HIPAA Laboratory Rules and HIPAA Lab Results

HIPAA laboratory rules are much like the regulations for any covered entity. Covered entities are required to conduct self-audits, develop remediation plans, implement HIPAA policies and procedures, train staff members, have signed business associate agreements, and have a method for incident response. More details on HIPAA laboratory rules, including HIPAA lab results requirements, are discussed.

HIPAA Lab Results

Under HIPAA, lab results are considered protected health information (PHI). As such, HIPAA laboratory rules require the implementation of safeguards to ensure the confidentiality, integrity, and availability of lab results.

Administrative Safeguards

Administrative safeguards require laboratories to conduct self-audits, develop remediation plans, implement HIPAA policies and procedures, train staff members, have signed business associate agreements, and develop a method for incident response and tracking.

Physical Safeguards

Physical safeguards require policies and procedures for physical facilities that identify individuals (workforce members, business associates, contractors, etc.) with authorized access to electronic information systems. They also create requirements for securing an organization’s physical location including installing locks and alarm systems to secure PHI. 

Technical Safeguards

Technical safeguards require policies and procedures preventing unauthorized alteration or destruction of electronic PHI. They also require the installation of firewalls, security patches, and antivirus to protect the organization’s endpoints (computers, tablets, mobile devices, network, etc).

HIPAA Lab Results and Amendments to HIPAA Laboratory Rules

In 2014, the Department of Health and Human Services (HHS) issued a Final Rule amending the Clinical Laboratory Improvement Amendments (CLIA). The amended rule requires laboratories to provide patients access to their lab results (the HIPAA right of access). Previous to the amendment, laboratories did not have to comply with the right of access standard. Instead patients had to request HIPAA lab results from their healthcare providers. However the amendment made it possible for patients to ask for their lab results directly from the laboratory.

The amendments also required laboratories to update their Notice of Privacy Practices (NPP) to account for the changes the CLIA amendment posed. Alice Leiter, policy counsel at the Center for Democracy & Technology stated, “HIPAA requires covered entities to promptly revise NPPs whenever there is a material change to any of their privacy practices, including those pertaining to individuals’ right to access their information.”

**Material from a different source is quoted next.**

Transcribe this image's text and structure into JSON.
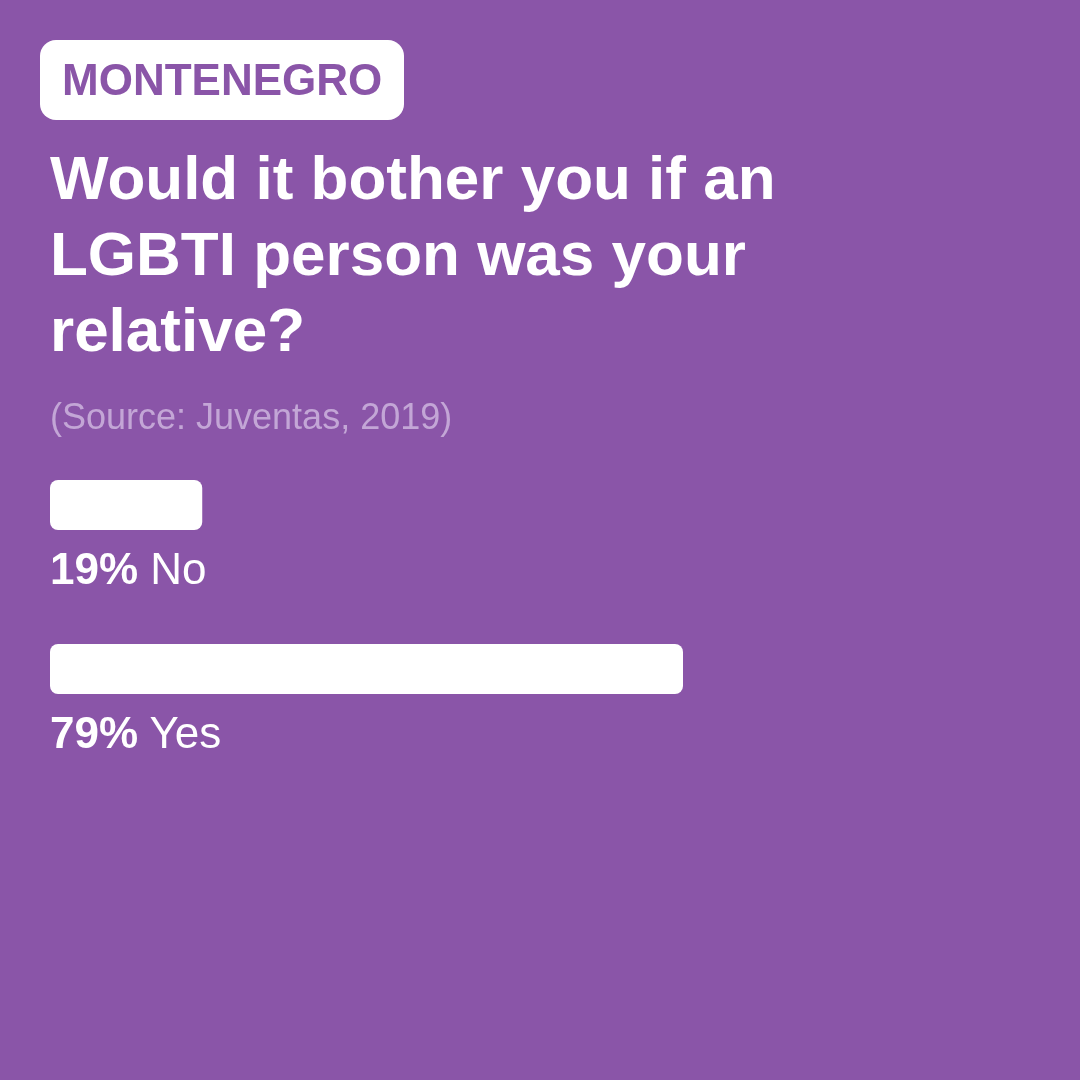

HIPAA Lab Results Delivery

Provided reasonable safeguards are in place to protect PHI, HIPAA lab results delivery is permitted by mail, fax, phone call, text message, or email. However, before communicating with patients through text or email, it is essential to warn patients of the potential risk associated with this type of communication. In addition, patients must consent to text and email communication before it is permitted to share lab results through these methods.

HIPAA Lab Results Over the Phone

Lab results are permitted to be shared over the phone with certain requirements. The lab must first provide its name and contact information, and ensure that they are speaking with an authorized party. it is permitted for laboratories to share HIPAA lab results over the phone to the patient’s healthcare provider. To share HIPAA lab results over the phone with patients, the patient must provide consent to receive phone communications. However, the FCC has noted that when a patient gives their phone number to a lab, that is considered consent, and it is permitted to share HIPAA lab results over the phone without written authorization from the patient.